Ik was duidelijk anders. Op die bewuste eerste schooldag ging ik naast een meisje zitten dat wat Engels kon. We stelden ons voor aan elkaar. Ik stelde een vraag in het Engels aan mijn lerares. Zij verstond me niet en stapte weg. Ik moest mijn plan trekken. Ik kreeg hulp en uitleg van mijn nieuwe vriendin, maar we werden snel het zwijgen opgelegd omdat je niet mocht babbelen in de klas. De lerares zette me uiteindelijk achteraan in de klas.
Tijdens de speeltijden zat ik niet vaak alleen.

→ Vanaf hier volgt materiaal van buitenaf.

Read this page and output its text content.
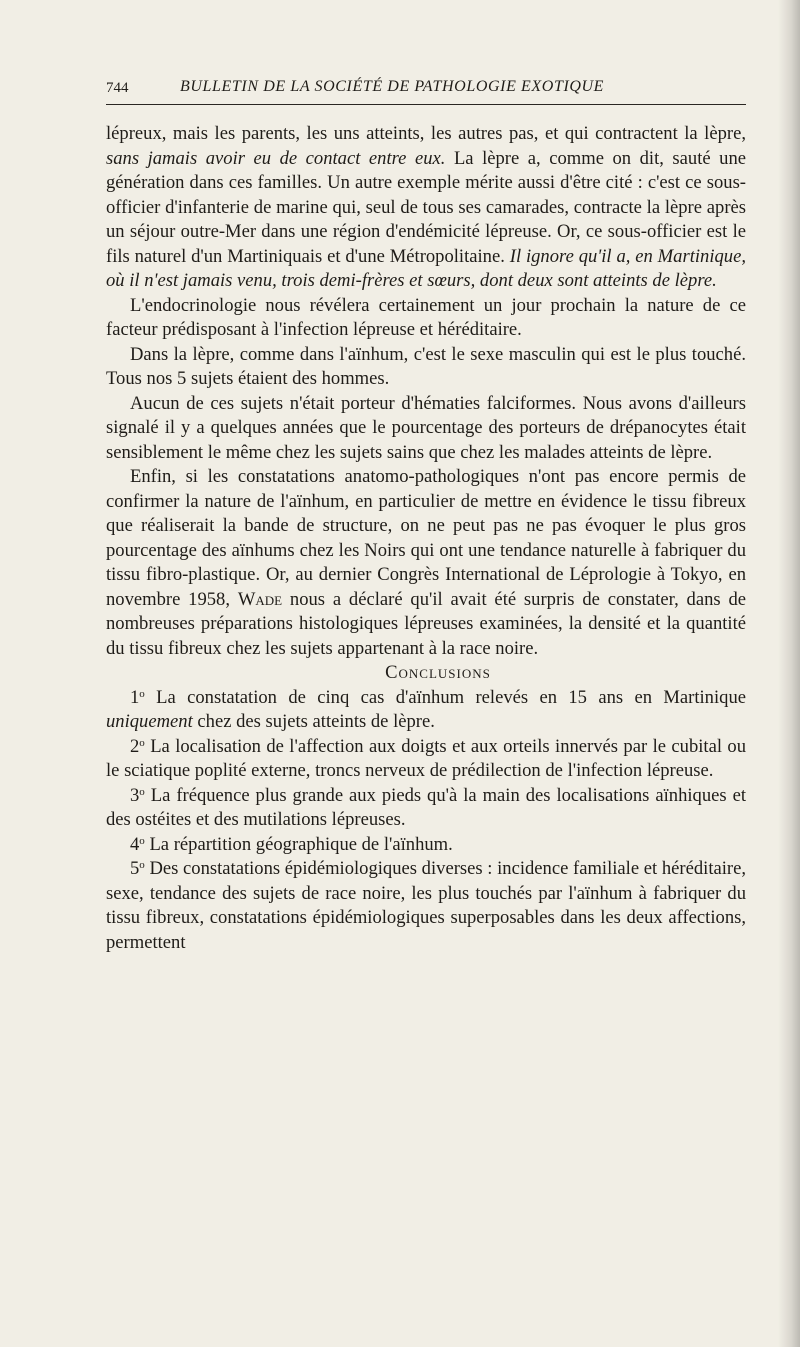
744	BULLETIN DE LA SOCIÉTÉ DE PATHOLOGIE EXOTIQUE

lépreux, mais les parents, les uns atteints, les autres pas, et qui contractent la lèpre, sans jamais avoir eu de contact entre eux. La lèpre a, comme on dit, sauté une génération dans ces familles. Un autre exemple mérite aussi d'être cité : c'est ce sous-officier d'infanterie de marine qui, seul de tous ses camarades, contracte la lèpre après un séjour outre-Mer dans une région d'endémicité lépreuse. Or, ce sous-officier est le fils naturel d'un Martiniquais et d'une Métropolitaine. Il ignore qu'il a, en Martinique, où il n'est jamais venu, trois demi-frères et sœurs, dont deux sont atteints de lèpre.

L'endocrinologie nous révélera certainement un jour prochain la nature de ce facteur prédisposant à l'infection lépreuse et héréditaire.

Dans la lèpre, comme dans l'aïnhum, c'est le sexe masculin qui est le plus touché. Tous nos 5 sujets étaient des hommes.

Aucun de ces sujets n'était porteur d'hématies falciformes. Nous avons d'ailleurs signalé il y a quelques années que le pourcentage des porteurs de drépanocytes était sensiblement le même chez les sujets sains que chez les malades atteints de lèpre.

Enfin, si les constatations anatomo-pathologiques n'ont pas encore permis de confirmer la nature de l'aïnhum, en particulier de mettre en évidence le tissu fibreux que réaliserait la bande de structure, on ne peut pas ne pas évoquer le plus gros pourcentage des aïnhums chez les Noirs qui ont une tendance naturelle à fabriquer du tissu fibro-plastique. Or, au dernier Congrès International de Léprologie à Tokyo, en novembre 1958, Wade nous a déclaré qu'il avait été surpris de constater, dans de nombreuses préparations histologiques lépreuses examinées, la densité et la quantité du tissu fibreux chez les sujets appartenant à la race noire.

Conclusions

1$^o$ La constatation de cinq cas d'aïnhum relevés en 15 ans en Martinique uniquement chez des sujets atteints de lèpre.

2$^o$ La localisation de l'affection aux doigts et aux orteils innervés par le cubital ou le sciatique poplité externe, troncs nerveux de prédilection de l'infection lépreuse.

3$^o$ La fréquence plus grande aux pieds qu'à la main des localisations aïnhiques et des ostéites et des mutilations lépreuses.

4$^o$ La répartition géographique de l'aïnhum.

5$^o$ Des constatations épidémiologiques diverses : incidence familiale et héréditaire, sexe, tendance des sujets de race noire, les plus touchés par l'aïnhum à fabriquer du tissu fibreux, constatations épidémiologiques superposables dans les deux affections, permettent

Hoewel er enkele leerlingen waren die me buitensloten omdat ze het geduld niet hadden om me iets te laten uitleggen in het gebroken Nederlands of om andere redenen, was het mijn lerares die mijn 'anders-zijn' niet kon verdragen. Ze roddelde over mij tegen de andere leerkrachten (werd me verteld door mijn klasgenoten), sprak me enkel aan om me op iets te wijzen en gaf me geen ondersteuning bij de leerstof. In mijn klas zaten ook twee kinderen van Turkse afkomst, een broer en een zus. Mijn Turkse klasgenote was ook ouder dan de rest. Wanneer we een toets moesten afleggen, zei ze tegen haar en haar broer dat het geen zin had om af te geven omdat ze toch te dom waren om te slagen.
Een keer tijdens de speeltijd, sprong een jongen uit mijn klas om mijn rug (hij was verliefd op mij en vond dat een gepaste manier om het uit te drukken). Hij werd streng aangesproken door zijn vader, maar in de klas kreeg ik de schuld. Ik verstond toen nog niet precies hoe de lerares me noemde, maar onthield precies haar woorden: een “dikke jaartrien”. Heel de klas lachte. Ik had een licht vermoeden waarom. Ik vroeg achteraf aan mijn klasgenoten wat dat woord betekende en voelde me diep gekwetst. Ik ben dat woord nooit meer vergeten.
Hoewel ik mijn Nederlands nog niet goed onder de knie had, was ik vastberaden niet te blijven zitten. Niet nog een jaar bij die draak. Ik studeerde als een bezetene: elke dag van 17u-23u. Eerst moest ik mijn huiswerk vertalen en dan van buiten leren. Ik sprak Nederlands tegen de lente en was er (net) door voor alle vakken. Zij wou me laten dubbelen, maar de directrice liet me door. Hoera!
De overstap naar het middelbaar was een verademing…
De jaren die daarop volgden waren zeker gemakkelijker. Na drie jaar hoorde niemand mijn accent nog. Nu ben ik 14 jaar in België. Ik heb aan de universiteit gestudeerd, heb een Belgische vriend en vergeet zelfs bij momenten dat ik een andere afkomst heb. Maar zelfs met deze “troeven” bots ik nog op discriminatie.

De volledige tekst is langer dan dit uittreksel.